The Love Motel for Insects is designed to give audiences a better appreciation for local ecology and insect biodiversity. Insects and other arthropods “make up 80 to 90 percent of the species on our planet but there is still so much to learn about them,” Ballengée says. “Unless they are somehow useful to us like honey bees or aesthetically pleasing like butterflies, we don’t normally have reason to be looking at them.”
Ballengée seeks to change that with his outdoor installation that is the antithesis of a Bug Zapper. Instead of attracting bugs to harm them, the installation creates a compelling microhabitat that’s good for breeding. The sculptural canvas can take on interesting colors as female moths release chemical pheromones to attract males and “paint” the piece.
“The surfaces get little tiny dots,” he says. “It’s like arthropod expressionism made by mini segmented Jackson Pollocks.”
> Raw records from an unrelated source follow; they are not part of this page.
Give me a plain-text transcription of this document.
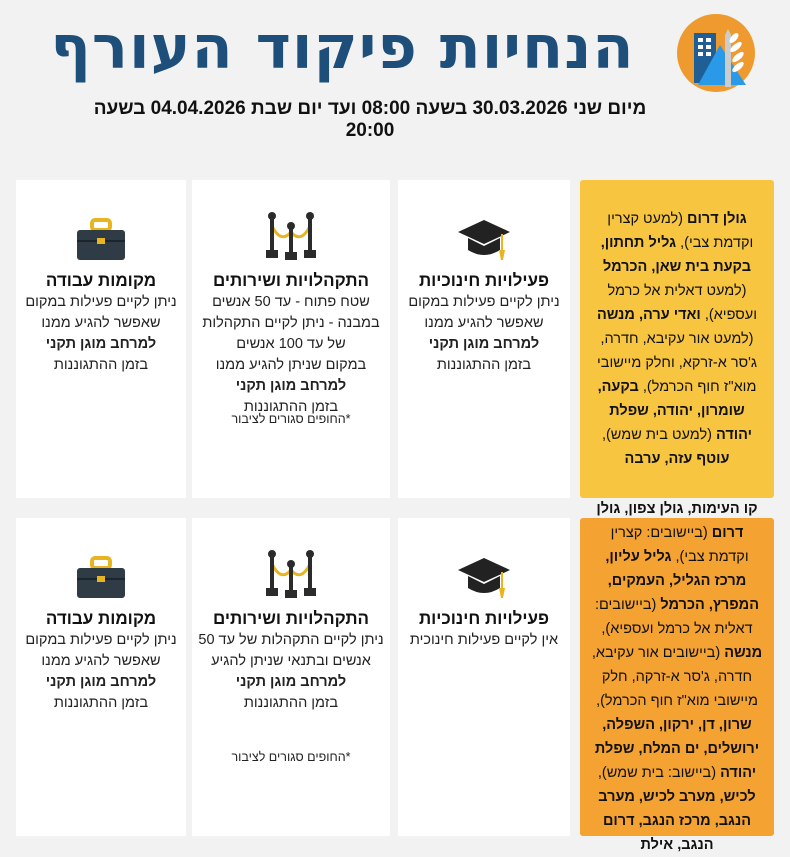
הנחיות פיקוד העורף
מיום שני 30.03.2026 בשעה 08:00 ועד יום שבת 04.04.2026 בשעה 20:00
גולן דרום (למעט קצרין וקדמת צבי), גליל תחתון, בקעת בית שאן, הכרמל (למעט דאלית אל כרמל ועספיא), ואדי ערה, מנשה (למעט אור עקיבא, חדרה, ג'סר א-זרקא, וחלק מיישובי מוא"ז חוף הכרמל), בקעה, שומרון, יהודה, שפלת יהודה (למעט בית שמש), עוטף עזה, ערבה
פעילויות חינוכיות

ניתן לקיים פעילות במקום

שאפשר להגיע ממנו

למרחב מוגן תקני

בזמן ההתגוננות

התקהלויות ושירותים

שטח פתוח - עד 50 אנשים

במבנה - ניתן לקיים התקהלות

של עד 100 אנשים

במקום שניתן להגיע ממנו

למרחב מוגן תקני

בזמן ההתגוננות

*החופים סגורים לציבור
מקומות עבודה

ניתן לקיים פעילות במקום

שאפשר להגיע ממנו

למרחב מוגן תקני

בזמן ההתגוננות

קו העימות, גולן צפון, גולן דרום (ביישובים: קצרין וקדמת צבי), גליל עליון, מרכז הגליל, העמקים, המפרץ, הכרמל (ביישובים: דאלית אל כרמל ועספיא), מנשה (ביישובים אור עקיבא, חדרה, ג'סר א-זרקה, חלק מיישובי מוא"ז חוף הכרמל), שרון, דן, ירקון, השפלה, ירושלים, ים המלח, שפלת יהודה (ביישוב: בית שמש), לכיש, מערב לכיש, מערב הנגב, מרכז הנגב, דרום הנגב, אילת
פעילויות חינוכיות

אין לקיים פעילות חינוכית

התקהלויות ושירותים

ניתן לקיים התקהלות של עד 50

אנשים ובתנאי שניתן להגיע

למרחב מוגן תקני

בזמן ההתגוננות

*החופים סגורים לציבור
מקומות עבודה

ניתן לקיים פעילות במקום

שאפשר להגיע ממנו

למרחב מוגן תקני

בזמן ההתגוננות
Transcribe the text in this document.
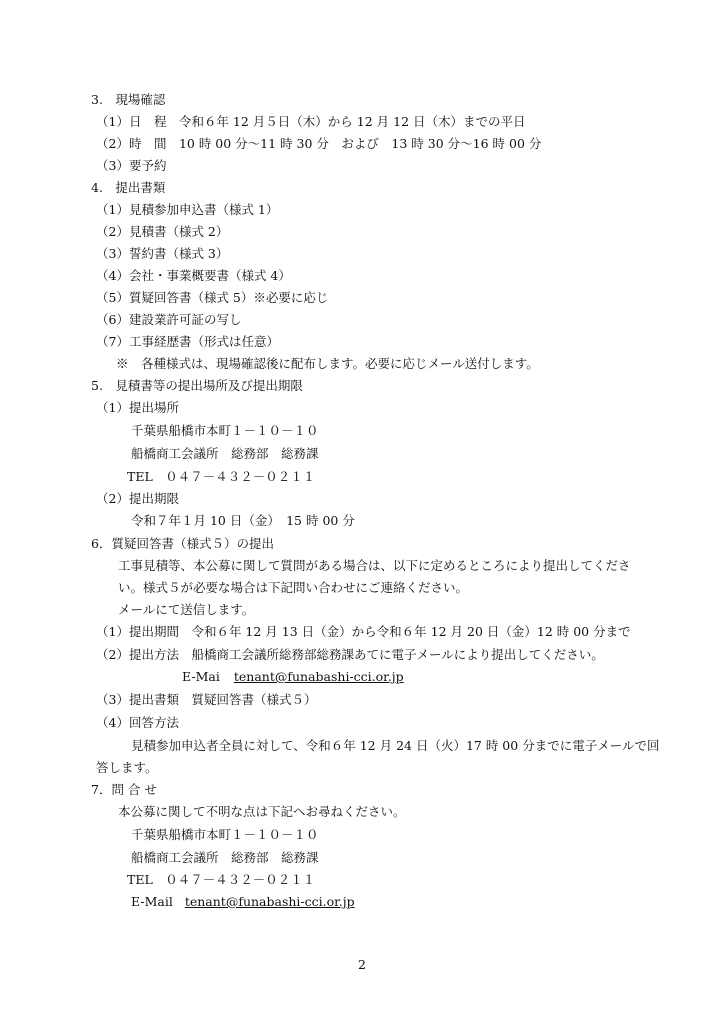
3.　現場確認
（1）日　程　令和６年 12 月５日（木）から 12 月 12 日（木）までの平日
（2）時　間　10 時 00 分～11 時 30 分　および　13 時 30 分～16 時 00 分
（3）要予約
4.　提出書類
（1）見積参加申込書（様式 1）
（2）見積書（様式 2）
（3）誓約書（様式 3）
（4）会社・事業概要書（様式 4）
（5）質疑回答書（様式 5）※必要に応じ
（6）建設業許可証の写し
（7）工事経歴書（形式は任意）
※　各種様式は、現場確認後に配布します。必要に応じメール送付します。
5.　見積書等の提出場所及び提出期限
（1）提出場所
千葉県船橋市本町１－１０－１０
船橋商工会議所　総務部　総務課
TEL　０４７－４３２－０２１１
（2）提出期限
令和７年１月 10 日（金）　15 時 00 分
6．質疑回答書（様式５）の提出
工事見積等、本公募に関して質問がある場合は、以下に定めるところにより提出してくださ
い。様式５が必要な場合は下記問い合わせにご連絡ください。
メールにて送信します。
（1）提出期間　令和６年 12 月 13 日（金）から令和６年 12 月 20 日（金）12 時 00 分まで
（2）提出方法　船橋商工会議所総務部総務課あてに電子メールにより提出してください。
E-Mai tenant@funabashi-cci.or.jp
（3）提出書類　質疑回答書（様式５）
（4）回答方法
見積参加申込者全員に対して、令和６年 12 月 24 日（火）17 時 00 分までに電子メールで回
答します。
7．問 合 せ
本公募に関して不明な点は下記へお尋ねください。
千葉県船橋市本町１－１０－１０
船橋商工会議所　総務部　総務課
TEL　０４７－４３２－０２１１
E-Mail tenant@funabashi-cci.or.jp
2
Observers don’t have to worry that the Love Motel will attract the riff-raff of bug life. The structure doesn’t lure many mosquitoes, ticks or other insects that bite.
Ballengée built his first Love Motel for Insects in Costa Rica in 2001, where it quickly attracted moths, beetles, and other arthropods – and students who were fascinated by them. Since then, the Love Motel installations have appeared on boats in Venice, moors in Scotland, London roof tops, Korean mountaintops, Irish bogs, summer camps in New England and inner-city bus stops, among other sites. Ballengee recently returned from New Delhi, India where he joined with the Ecohaven Project of Chicago to construct “Econnect Love Motel for Insects” at the outdoor plaza of a busy shopping center.
Based in New York City, Ballengee is working towards a trans-disciplinary doctorate in exploring environmental art and primary research biology with Plymouth University in England in collaboration with the Zurich University of the Arts in Switzerland.